In the summer of ’89, I was sitting in my un-air-conditioned apartment on Lincoln Square in Gettysburg. It was over 100 outside, God knows how warm where I worked at my computer desk, pounding away on a story while sitting in one of those ubiquitous white extruded plastic chairs.

Suddenly, it seemed that the keyboard and desk were rising into the air.

It turns out, the chair, softened by the extreme heat, was just collapsing, slowly, into something that resembled an arthritic crab. I couldn’t straighten it out, so it went into the trash.

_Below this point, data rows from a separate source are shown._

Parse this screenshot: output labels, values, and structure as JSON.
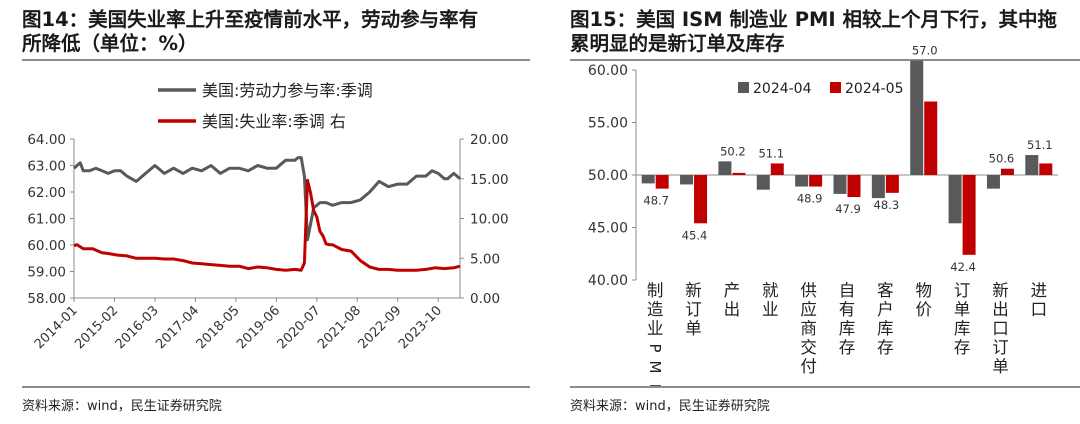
{
  "left_panel": {
    "title_line1": "图14：美国失业率上升至疫情前水平，劳动参与率有",
    "title_line2": "所降低（单位：%）",
    "source": "资料来源：wind，民生证券研究院"
  },
  "right_panel": {
    "title_line1": "图15：美国 ISM 制造业 PMI 相较上个月下行，其中拖",
    "title_line2": "累明显的是新订单及库存",
    "source": "资料来源：wind，民生证券研究院"
  },
  "colors": {
    "gray": "#595959",
    "red": "#c00000",
    "rule": "#8c8c8c"
  },
  "chart_data": [
    {
      "type": "line",
      "x_ticks": [
        "2014-01",
        "2015-02",
        "2016-03",
        "2017-04",
        "2018-05",
        "2019-06",
        "2020-07",
        "2021-08",
        "2022-09",
        "2023-10"
      ],
      "x_range": [
        "2014-01",
        "2024-05"
      ],
      "y_left": {
        "ticks": [
          "58.00",
          "59.00",
          "60.00",
          "61.00",
          "62.00",
          "63.00",
          "64.00"
        ],
        "range": [
          58,
          64
        ]
      },
      "y_right": {
        "ticks": [
          "0.00",
          "5.00",
          "10.00",
          "15.00",
          "20.00"
        ],
        "range": [
          0,
          20
        ]
      },
      "legend_position": "top-center",
      "series": [
        {
          "name": "美国:劳动力参与率:季调",
          "axis": "left",
          "color": "#595959",
          "points": [
            [
              "2014-01",
              62.9
            ],
            [
              "2014-02",
              63.0
            ],
            [
              "2014-03",
              63.1
            ],
            [
              "2014-04",
              62.8
            ],
            [
              "2014-06",
              62.8
            ],
            [
              "2014-08",
              62.9
            ],
            [
              "2014-10",
              62.8
            ],
            [
              "2014-12",
              62.7
            ],
            [
              "2015-02",
              62.8
            ],
            [
              "2015-04",
              62.8
            ],
            [
              "2015-06",
              62.6
            ],
            [
              "2015-09",
              62.4
            ],
            [
              "2015-12",
              62.7
            ],
            [
              "2016-03",
              63.0
            ],
            [
              "2016-06",
              62.7
            ],
            [
              "2016-09",
              62.9
            ],
            [
              "2016-12",
              62.7
            ],
            [
              "2017-03",
              62.9
            ],
            [
              "2017-06",
              62.8
            ],
            [
              "2017-09",
              63.0
            ],
            [
              "2017-12",
              62.7
            ],
            [
              "2018-03",
              62.9
            ],
            [
              "2018-06",
              62.9
            ],
            [
              "2018-09",
              62.8
            ],
            [
              "2018-12",
              63.0
            ],
            [
              "2019-03",
              62.9
            ],
            [
              "2019-06",
              62.9
            ],
            [
              "2019-09",
              63.2
            ],
            [
              "2019-12",
              63.2
            ],
            [
              "2020-01",
              63.3
            ],
            [
              "2020-02",
              63.3
            ],
            [
              "2020-03",
              62.6
            ],
            [
              "2020-04",
              60.2
            ],
            [
              "2020-05",
              60.8
            ],
            [
              "2020-06",
              61.4
            ],
            [
              "2020-07",
              61.5
            ],
            [
              "2020-08",
              61.6
            ],
            [
              "2020-10",
              61.6
            ],
            [
              "2020-12",
              61.5
            ],
            [
              "2021-03",
              61.6
            ],
            [
              "2021-06",
              61.6
            ],
            [
              "2021-09",
              61.7
            ],
            [
              "2021-12",
              62.0
            ],
            [
              "2022-03",
              62.4
            ],
            [
              "2022-06",
              62.2
            ],
            [
              "2022-09",
              62.3
            ],
            [
              "2022-12",
              62.3
            ],
            [
              "2023-03",
              62.6
            ],
            [
              "2023-06",
              62.6
            ],
            [
              "2023-08",
              62.8
            ],
            [
              "2023-10",
              62.7
            ],
            [
              "2023-12",
              62.5
            ],
            [
              "2024-01",
              62.5
            ],
            [
              "2024-03",
              62.7
            ],
            [
              "2024-05",
              62.5
            ]
          ]
        },
        {
          "name": "美国:失业率:季调 右",
          "axis": "right",
          "color": "#c00000",
          "points": [
            [
              "2014-01",
              6.6
            ],
            [
              "2014-02",
              6.7
            ],
            [
              "2014-04",
              6.2
            ],
            [
              "2014-07",
              6.2
            ],
            [
              "2014-10",
              5.7
            ],
            [
              "2014-12",
              5.6
            ],
            [
              "2015-03",
              5.4
            ],
            [
              "2015-06",
              5.3
            ],
            [
              "2015-09",
              5.0
            ],
            [
              "2015-12",
              5.0
            ],
            [
              "2016-03",
              5.0
            ],
            [
              "2016-06",
              4.9
            ],
            [
              "2016-09",
              4.9
            ],
            [
              "2016-12",
              4.7
            ],
            [
              "2017-03",
              4.4
            ],
            [
              "2017-06",
              4.3
            ],
            [
              "2017-09",
              4.2
            ],
            [
              "2017-12",
              4.1
            ],
            [
              "2018-03",
              4.0
            ],
            [
              "2018-06",
              4.0
            ],
            [
              "2018-09",
              3.7
            ],
            [
              "2018-12",
              3.9
            ],
            [
              "2019-03",
              3.8
            ],
            [
              "2019-06",
              3.6
            ],
            [
              "2019-09",
              3.5
            ],
            [
              "2019-12",
              3.6
            ],
            [
              "2020-02",
              3.5
            ],
            [
              "2020-03",
              4.4
            ],
            [
              "2020-04",
              14.8
            ],
            [
              "2020-05",
              13.2
            ],
            [
              "2020-06",
              11.0
            ],
            [
              "2020-07",
              10.2
            ],
            [
              "2020-08",
              8.4
            ],
            [
              "2020-09",
              7.8
            ],
            [
              "2020-10",
              6.8
            ],
            [
              "2020-11",
              6.7
            ],
            [
              "2020-12",
              6.7
            ],
            [
              "2021-03",
              6.1
            ],
            [
              "2021-06",
              5.9
            ],
            [
              "2021-09",
              4.7
            ],
            [
              "2021-12",
              3.9
            ],
            [
              "2022-03",
              3.6
            ],
            [
              "2022-06",
              3.6
            ],
            [
              "2022-09",
              3.5
            ],
            [
              "2022-12",
              3.5
            ],
            [
              "2023-03",
              3.5
            ],
            [
              "2023-06",
              3.6
            ],
            [
              "2023-09",
              3.8
            ],
            [
              "2023-12",
              3.7
            ],
            [
              "2024-03",
              3.8
            ],
            [
              "2024-05",
              4.0
            ]
          ]
        }
      ]
    },
    {
      "type": "bar",
      "categories": [
        "制造业PMI",
        "新订单",
        "产出",
        "就业",
        "供应商交付",
        "自有库存",
        "客户库存",
        "物价",
        "订单库存",
        "新出口订单",
        "进口"
      ],
      "ylim": [
        40,
        60
      ],
      "y_ticks": [
        "40.00",
        "45.00",
        "50.00",
        "55.00",
        "60.00"
      ],
      "legend_position": "top-left",
      "series": [
        {
          "name": "2024-04",
          "color": "#595959",
          "values": [
            49.2,
            49.1,
            51.3,
            48.6,
            48.9,
            48.2,
            47.8,
            60.9,
            45.4,
            48.7,
            51.9
          ]
        },
        {
          "name": "2024-05",
          "color": "#c00000",
          "values": [
            48.7,
            45.4,
            50.2,
            51.1,
            48.9,
            47.9,
            48.3,
            57.0,
            42.4,
            50.6,
            51.1
          ]
        }
      ],
      "data_labels": [
        "48.7",
        "45.4",
        "50.2",
        "51.1",
        "48.9",
        "47.9",
        "48.3",
        "57.0",
        "42.4",
        "50.6",
        "51.1"
      ]
    }
  ]
}
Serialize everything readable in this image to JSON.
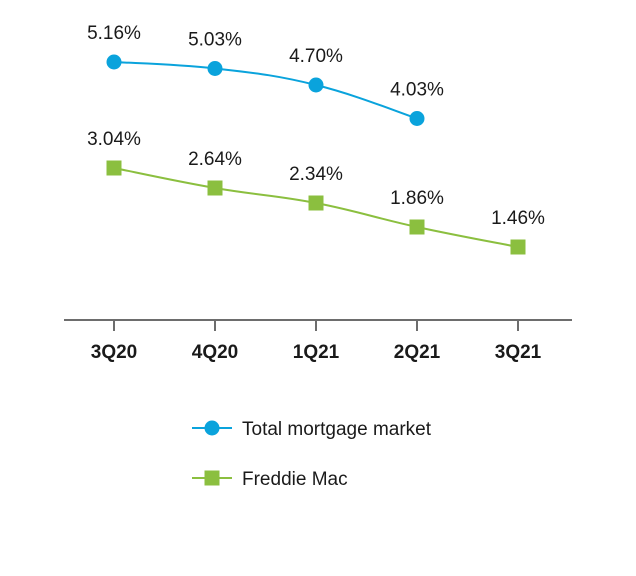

Next, I bought this knee-stool thing. They were all the rage, for a while. You basically kneel on a pad while your butt rests on a little cushion. It was quite comfortable and kept my back nice and straight. It was made of two-inch ash wood dowels and seemed quite sturdy.

Note the operative word, “seemed.”

That one gave no warning at all, just a loud “bang” as both main dowels gave way with a loud crack and dropped the side-bar, with all too-many pounds of me on top of it, across the backs of my lower calves.

That stung.

I think people half a block down heard me cussing.

And now this Bean chair. I took it back, since I was only a little more than an hour from their HQ where I was vacationing. They guaranteed everything they made, back then. Even against the big-boned.

T. W. Burger was raised in town and graduated from Athens High School in 1967, then worked as a driver of everything from fork trucks to garbage trucks,

He is now a semi-retired journalist who resides on the banks of Marsh Creek, just outside of Gettysburg, Pa.